School Board Recall Vote in Jefferson County, Colo., Targets Conservatives
Tuesday will be the day of reckoning in Jefferson County, Colo., where voters will head to the polls in a recall election that seeks to oust three conservative school board members.
The recall attempt in Colorado's second largest school district has become quite contentious, with allegations of death threats. More than $1 million is expected to be poured into the race, according to the Washington Post. Libertarian groups like Americans for Prosperity, the organization backed by billionaires Charles and David Koch, are spending to keep the targeted members in place, while the local teachers' union has contributed to those who are pushing the recall.
All five board seats are up for grabs.

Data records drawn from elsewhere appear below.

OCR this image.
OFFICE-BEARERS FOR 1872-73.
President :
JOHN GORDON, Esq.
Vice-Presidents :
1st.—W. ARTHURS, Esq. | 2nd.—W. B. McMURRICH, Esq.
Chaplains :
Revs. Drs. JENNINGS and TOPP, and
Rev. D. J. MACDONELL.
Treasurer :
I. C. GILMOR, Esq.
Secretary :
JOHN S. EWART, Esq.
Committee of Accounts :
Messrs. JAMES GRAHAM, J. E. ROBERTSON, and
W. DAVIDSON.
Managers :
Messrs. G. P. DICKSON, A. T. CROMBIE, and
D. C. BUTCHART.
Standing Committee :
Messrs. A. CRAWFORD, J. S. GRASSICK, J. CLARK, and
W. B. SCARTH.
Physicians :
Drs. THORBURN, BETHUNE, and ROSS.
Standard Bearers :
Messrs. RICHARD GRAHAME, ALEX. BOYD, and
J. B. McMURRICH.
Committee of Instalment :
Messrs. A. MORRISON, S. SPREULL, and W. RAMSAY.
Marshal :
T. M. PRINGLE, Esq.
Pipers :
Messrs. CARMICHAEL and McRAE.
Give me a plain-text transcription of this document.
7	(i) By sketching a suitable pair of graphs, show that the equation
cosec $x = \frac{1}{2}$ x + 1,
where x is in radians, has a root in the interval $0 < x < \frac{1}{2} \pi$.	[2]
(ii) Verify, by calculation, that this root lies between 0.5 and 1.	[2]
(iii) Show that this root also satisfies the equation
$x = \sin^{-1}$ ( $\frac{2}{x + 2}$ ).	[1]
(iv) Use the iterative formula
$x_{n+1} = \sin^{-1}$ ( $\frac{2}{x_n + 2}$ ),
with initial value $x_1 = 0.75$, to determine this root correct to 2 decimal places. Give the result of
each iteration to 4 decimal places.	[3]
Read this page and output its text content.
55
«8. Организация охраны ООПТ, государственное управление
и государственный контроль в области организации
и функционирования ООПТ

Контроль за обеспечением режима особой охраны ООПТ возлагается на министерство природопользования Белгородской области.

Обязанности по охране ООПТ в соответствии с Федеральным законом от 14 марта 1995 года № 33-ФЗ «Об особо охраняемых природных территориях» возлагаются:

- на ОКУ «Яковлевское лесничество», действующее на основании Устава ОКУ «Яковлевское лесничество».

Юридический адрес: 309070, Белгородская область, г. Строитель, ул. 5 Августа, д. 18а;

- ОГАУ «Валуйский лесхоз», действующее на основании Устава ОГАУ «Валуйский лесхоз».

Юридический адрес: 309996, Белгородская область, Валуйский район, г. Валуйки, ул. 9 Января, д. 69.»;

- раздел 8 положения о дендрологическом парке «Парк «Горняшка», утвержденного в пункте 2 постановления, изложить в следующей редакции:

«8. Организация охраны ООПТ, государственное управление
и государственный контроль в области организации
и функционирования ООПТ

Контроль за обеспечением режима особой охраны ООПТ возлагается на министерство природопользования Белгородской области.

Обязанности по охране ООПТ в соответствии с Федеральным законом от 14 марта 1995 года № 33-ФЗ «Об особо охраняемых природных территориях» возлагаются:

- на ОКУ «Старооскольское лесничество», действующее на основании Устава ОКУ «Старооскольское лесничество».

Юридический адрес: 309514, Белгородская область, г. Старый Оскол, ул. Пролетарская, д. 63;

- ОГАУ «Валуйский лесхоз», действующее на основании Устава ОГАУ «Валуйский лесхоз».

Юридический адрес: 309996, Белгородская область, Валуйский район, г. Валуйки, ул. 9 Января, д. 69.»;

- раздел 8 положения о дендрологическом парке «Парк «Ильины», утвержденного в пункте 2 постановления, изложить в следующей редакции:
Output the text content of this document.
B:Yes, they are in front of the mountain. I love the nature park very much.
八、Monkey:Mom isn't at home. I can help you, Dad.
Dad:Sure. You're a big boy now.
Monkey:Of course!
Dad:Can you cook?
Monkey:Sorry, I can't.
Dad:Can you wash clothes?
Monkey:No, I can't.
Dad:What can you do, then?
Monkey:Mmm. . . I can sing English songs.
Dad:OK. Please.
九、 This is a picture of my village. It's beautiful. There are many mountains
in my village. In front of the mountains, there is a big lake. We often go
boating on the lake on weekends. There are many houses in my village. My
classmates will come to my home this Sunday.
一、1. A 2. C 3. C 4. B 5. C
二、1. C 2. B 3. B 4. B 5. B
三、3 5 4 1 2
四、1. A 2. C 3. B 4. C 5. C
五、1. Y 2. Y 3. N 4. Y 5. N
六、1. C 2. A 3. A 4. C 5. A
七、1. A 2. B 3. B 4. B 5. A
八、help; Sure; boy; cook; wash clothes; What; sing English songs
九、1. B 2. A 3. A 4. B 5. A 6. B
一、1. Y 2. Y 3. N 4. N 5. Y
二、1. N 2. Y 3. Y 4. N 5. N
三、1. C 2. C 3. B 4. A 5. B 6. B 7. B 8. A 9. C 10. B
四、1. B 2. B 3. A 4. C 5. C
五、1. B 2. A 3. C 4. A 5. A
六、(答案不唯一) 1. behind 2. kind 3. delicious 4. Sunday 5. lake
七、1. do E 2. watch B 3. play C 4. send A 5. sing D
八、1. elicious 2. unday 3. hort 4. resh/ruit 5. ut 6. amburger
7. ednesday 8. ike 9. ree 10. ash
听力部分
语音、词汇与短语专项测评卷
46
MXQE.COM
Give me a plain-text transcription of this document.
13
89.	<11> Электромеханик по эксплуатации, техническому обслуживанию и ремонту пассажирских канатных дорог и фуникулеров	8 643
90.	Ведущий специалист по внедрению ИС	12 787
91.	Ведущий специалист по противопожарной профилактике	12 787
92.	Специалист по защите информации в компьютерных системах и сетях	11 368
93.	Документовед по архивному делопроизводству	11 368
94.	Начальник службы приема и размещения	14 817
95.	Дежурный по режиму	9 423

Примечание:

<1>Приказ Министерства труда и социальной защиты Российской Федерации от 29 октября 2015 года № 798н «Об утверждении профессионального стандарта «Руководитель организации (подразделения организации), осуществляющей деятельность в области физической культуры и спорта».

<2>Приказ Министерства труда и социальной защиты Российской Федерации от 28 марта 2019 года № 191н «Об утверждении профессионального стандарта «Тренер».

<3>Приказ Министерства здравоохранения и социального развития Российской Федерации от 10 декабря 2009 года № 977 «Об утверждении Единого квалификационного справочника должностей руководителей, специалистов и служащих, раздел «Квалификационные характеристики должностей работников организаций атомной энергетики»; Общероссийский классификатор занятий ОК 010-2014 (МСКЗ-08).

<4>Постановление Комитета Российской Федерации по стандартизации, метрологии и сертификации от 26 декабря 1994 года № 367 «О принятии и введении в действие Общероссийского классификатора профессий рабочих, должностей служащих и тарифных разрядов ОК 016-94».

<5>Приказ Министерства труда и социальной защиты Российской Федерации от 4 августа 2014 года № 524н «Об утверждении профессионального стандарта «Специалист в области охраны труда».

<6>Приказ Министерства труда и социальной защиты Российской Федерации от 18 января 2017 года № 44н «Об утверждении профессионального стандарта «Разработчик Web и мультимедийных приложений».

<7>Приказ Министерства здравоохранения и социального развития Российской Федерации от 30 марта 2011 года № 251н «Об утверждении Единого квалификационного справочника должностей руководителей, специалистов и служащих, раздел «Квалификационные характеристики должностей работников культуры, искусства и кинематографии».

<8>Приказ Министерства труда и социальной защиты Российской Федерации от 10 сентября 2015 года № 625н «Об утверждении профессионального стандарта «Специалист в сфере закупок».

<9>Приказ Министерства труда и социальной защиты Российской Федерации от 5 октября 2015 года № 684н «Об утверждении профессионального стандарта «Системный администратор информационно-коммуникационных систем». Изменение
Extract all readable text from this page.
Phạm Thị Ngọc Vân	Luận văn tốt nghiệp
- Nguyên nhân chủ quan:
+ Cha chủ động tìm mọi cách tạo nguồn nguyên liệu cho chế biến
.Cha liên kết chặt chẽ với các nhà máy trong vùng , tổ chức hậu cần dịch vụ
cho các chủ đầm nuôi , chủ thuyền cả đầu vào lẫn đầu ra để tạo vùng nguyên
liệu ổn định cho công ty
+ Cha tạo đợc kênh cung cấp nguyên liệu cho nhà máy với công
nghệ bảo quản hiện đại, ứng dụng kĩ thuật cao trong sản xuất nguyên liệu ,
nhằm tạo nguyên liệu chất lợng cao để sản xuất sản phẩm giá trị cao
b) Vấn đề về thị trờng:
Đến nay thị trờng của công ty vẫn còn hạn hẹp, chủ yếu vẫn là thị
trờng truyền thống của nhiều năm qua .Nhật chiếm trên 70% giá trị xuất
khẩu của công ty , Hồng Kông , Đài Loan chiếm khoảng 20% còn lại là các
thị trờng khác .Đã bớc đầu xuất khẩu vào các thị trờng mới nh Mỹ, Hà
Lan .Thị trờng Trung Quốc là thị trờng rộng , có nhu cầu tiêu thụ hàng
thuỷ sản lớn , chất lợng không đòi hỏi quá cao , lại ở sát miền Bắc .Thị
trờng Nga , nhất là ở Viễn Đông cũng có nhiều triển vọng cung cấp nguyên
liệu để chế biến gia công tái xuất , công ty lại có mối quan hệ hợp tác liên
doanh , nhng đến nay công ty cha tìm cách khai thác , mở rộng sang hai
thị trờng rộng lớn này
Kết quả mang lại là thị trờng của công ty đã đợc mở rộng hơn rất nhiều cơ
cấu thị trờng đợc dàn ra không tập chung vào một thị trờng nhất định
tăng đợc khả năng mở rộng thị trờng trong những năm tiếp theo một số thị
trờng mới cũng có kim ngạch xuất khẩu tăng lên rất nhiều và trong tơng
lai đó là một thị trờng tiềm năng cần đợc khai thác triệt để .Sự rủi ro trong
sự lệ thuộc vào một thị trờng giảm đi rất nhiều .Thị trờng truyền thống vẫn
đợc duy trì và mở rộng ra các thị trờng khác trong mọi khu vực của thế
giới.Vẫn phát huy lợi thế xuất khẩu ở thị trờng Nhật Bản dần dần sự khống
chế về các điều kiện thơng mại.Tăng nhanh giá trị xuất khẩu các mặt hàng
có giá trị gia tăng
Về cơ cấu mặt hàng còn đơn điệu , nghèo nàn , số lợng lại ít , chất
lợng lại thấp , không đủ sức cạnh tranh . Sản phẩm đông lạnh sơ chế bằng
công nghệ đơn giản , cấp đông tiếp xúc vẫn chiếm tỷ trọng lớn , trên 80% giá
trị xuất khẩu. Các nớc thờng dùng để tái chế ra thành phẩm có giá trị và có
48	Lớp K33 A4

In addition to the three conservative board members who are being targeted for recall, two more liberal-leaning members decided not to seek reelection.
The scene for the recall was set last fall when the three conservative board members—Ken Witt, Julie Williams, and John Newkirk—attempted to "review" the AP U.S. History curriculum, with a view toward emphasizing patriotism and the positive aspects of U.S. history, while downplaying social strife.
That proposal prompted days of student walk-outs that thrust the district into the national spotlight. Teachers also staged "sick-outs."
But the AP History flap seemed to be the boiling point for those who had complained that the three board members, who were elected in 2013, had violated state law by holding secret meetings. Recall organizers take issue with the new superintendent's salary, which is higher than his predecessor's, and they also argue that teacher turnover has increased under the new board.
Witt, Williams, and Newkirk have denied holding secret meetings. They say that the superintendent, Dan McMinimee, is being paid in line with what others in similarly-sized districts are making. They point to the change in how local school funds are distributed, giving the same amount of money to charter schools as traditional public schools. They also want to expand school choice.
According to the Associated Press, groups against the recall have spent more than $186,000, while those in favor of the recall, including teachers' unions, have spent more than $277,000. The AP cited Colorado Ethics Watch for the numbers.
While they don't garner huge headlines (think of the effort to recall Wisconsin Gov. Scott Walker in 2012), school board recalls are not that uncommon.
In a blog post Monday, Joshua Spivak, a senior fellow at the Hugh L. Carey Institute for Government Reform at Wagner College in Staten Island, N. Y., wrote that since 2012, there have been 307 attempted school board recalls. Twenty-four officials have been "kicked out" as a result, 21 officials resigned, and 13 survived, he wrote on his blog, The Recall Elections Blog.
Jeffco school board members are not the only ones fighting for their jobs because of recall efforts, either. Board members in Selma, Calif., Golden Plains, Calif., and Caldwell, Idaho, are also facing the music tomorrow. Another recall is scheduled for Lucerne, Calif., next year, he wrote.